A Short Review of Meditations

Waste no time arguing about what a good man should be. Be one.

Marcus Aurelius

I have just recently finished reading Meditations, the personal writings of the Roman emperor Marcus Aurelius and his philosophical outlook on life, translated by Gregory Hays. I have been interested in philosophy for some time now, but this is one of the first philosophy books I have ever read in its entirety, and it has been a great introduction for me. Therefore, I will share my personal experience reading this book, how I have interpreted it, and how I am applying it to my life. 

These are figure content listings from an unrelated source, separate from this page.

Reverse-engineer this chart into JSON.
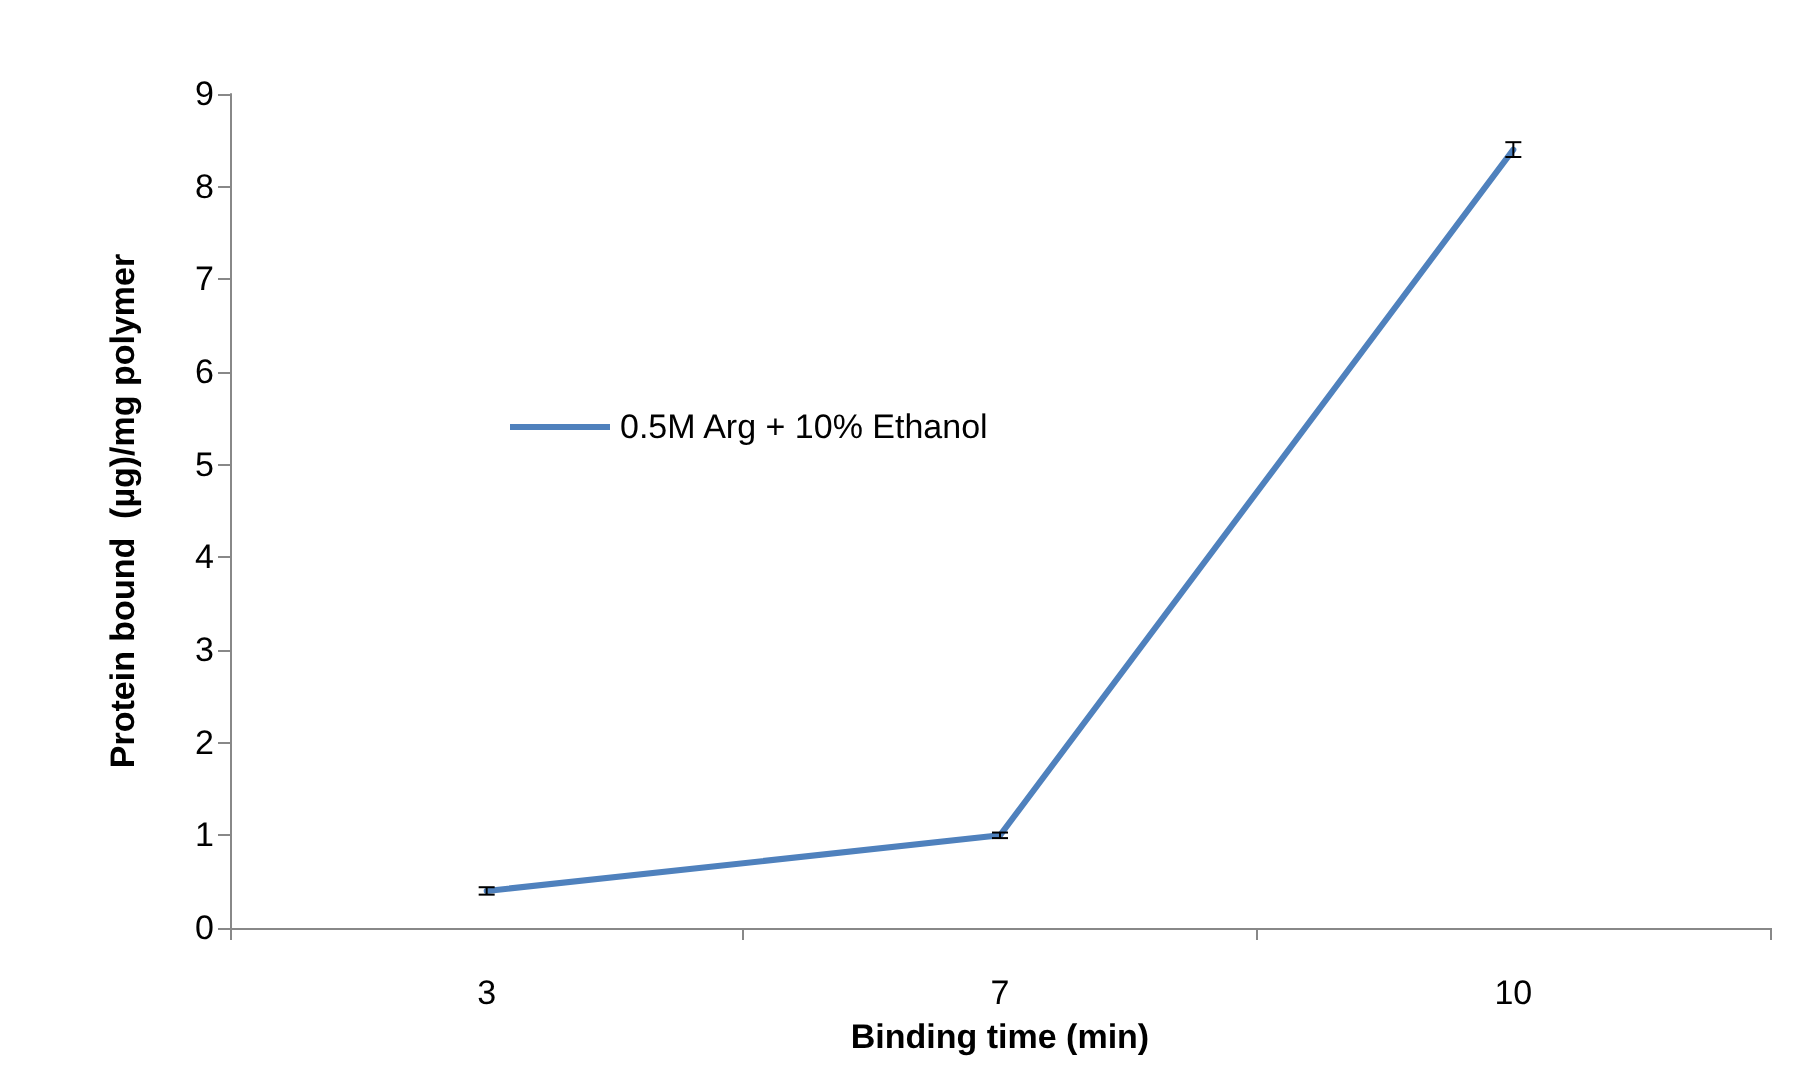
{
  "chart_data": {
    "type": "line",
    "xlabel": "Binding time (min)",
    "ylabel": "Protein bound  (µg)/mg polymer",
    "categories": [
      "3",
      "7",
      "10"
    ],
    "series": [
      {
        "name": "0.5M Arg + 10% Ethanol",
        "color": "#4f81bd",
        "values": [
          0.4,
          1.0,
          8.4
        ],
        "errors": [
          0.04,
          0.03,
          0.08
        ]
      }
    ],
    "ylim": [
      0,
      9
    ],
    "yticks": [
      0,
      1,
      2,
      3,
      4,
      5,
      6,
      7,
      8,
      9
    ],
    "grid": false,
    "legend": "center",
    "marker": "none",
    "line_style": "solid"
  }
}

First, I would like to start with something that I noticed that I have not heard discussed as widely by others, that is, his belief in the importance of balancing individualism and collectivism. In his own words, “what injures the hive, injures the bee.” No man is entirely alone, and no man SHOULD be entirely alone. We are all influenced by the actions of others, and, in turn, our own actions influence others. Men must serve those around them, for in doing so, they are also doing a service to themself. Of course, the stoic understands that a man cannot merely assimilate into the herd, nor should he allow the actions of others to cause him great distress. A random passerby’s opinion of you should not impact you negatively, nor should your life be thrown into disarray by the whims and feelings of others.

The stoic man, while not an island free from external influence, is still very much his own man. Marcus Aurelius goes on to say, “it never ceases to amaze me: we all love ourselves more than other people, but care more about their opinion than our own.” This saying clearly expresses that certain individuals are far too concerned with the approval of those around them, to the point where they will change and compromise aspects of who they are to fit neatly into the collective. Marcus Aurelius and other stoic philosophers reject this, seeing that a man must not be concerned with approval, fame, or popularity, but must be entirely concerned on whether or not they are actually living virtuously.

This really struck a chord with me. For years, I have been far too concerned with whether or not I fit in and seem normal, which has only allowed my individuality to peak through in minimal ways. Being a Christian living in a non-Christian environment and being friends with many people who are far from Christians, this has obviously led me down some dark paths I wish I had never gone down. Instead of being concerned with reflecting Christ and the long-term effects of my actions, I was concerned with whether I was approved of in the moment by my peers. But, as Marcus Aurelius points out, what does it matter if people want me to do this or that? I will one day pass away, and so will they, and we will be judged. Plus, whatever sin I am urged to commit will be forgotten within a matter of days anyway, so why even bother caving in? After reading Meditations, I have chosen to reorient my life so that every action I take will not be for the approval of others, but for the approval of God and myself. 

In addition to motivating me to reorient myself towards God, I discovered just how similar Marcus Aurelius’s philosophy was to the teachings of Jesus Christ Himself. Of course, Marcus Aurelius was not a Christian, but the parallels are still there. Marcus Aurelius clearly realized the existence of some sort of divine being, or as he put it, a “ruling faculty.” To live virtuously is to live by the rules of this “ruling faculty,” that being, to live with courage, purpose, and devotion. Marcus Aurelius also preaches that one must learn to accept the circumstances that are outside of their control, which I think can be likened to Christ’s attitude towards the will of the Father and, specifically, His Passion. Jesus accepted that it was His purpose to die on the cross so that we could all be saved. We should not become anxious over the events beyond our control; things happen, and that’s okay.

After reading Meditations once, I feel as if I must read it again. This is definitely not a book that you read once and allow it to collect dust as you cycle through other books. It is meant to be read regularly. I will absolutely be returning to this book time and time again, and I hope that I will continue to see and learn things I did not see before when reading it. I would like to wrap this up with by far my favorite quote from the entire book; “waste no time arguing about what a good man should be. Be one.”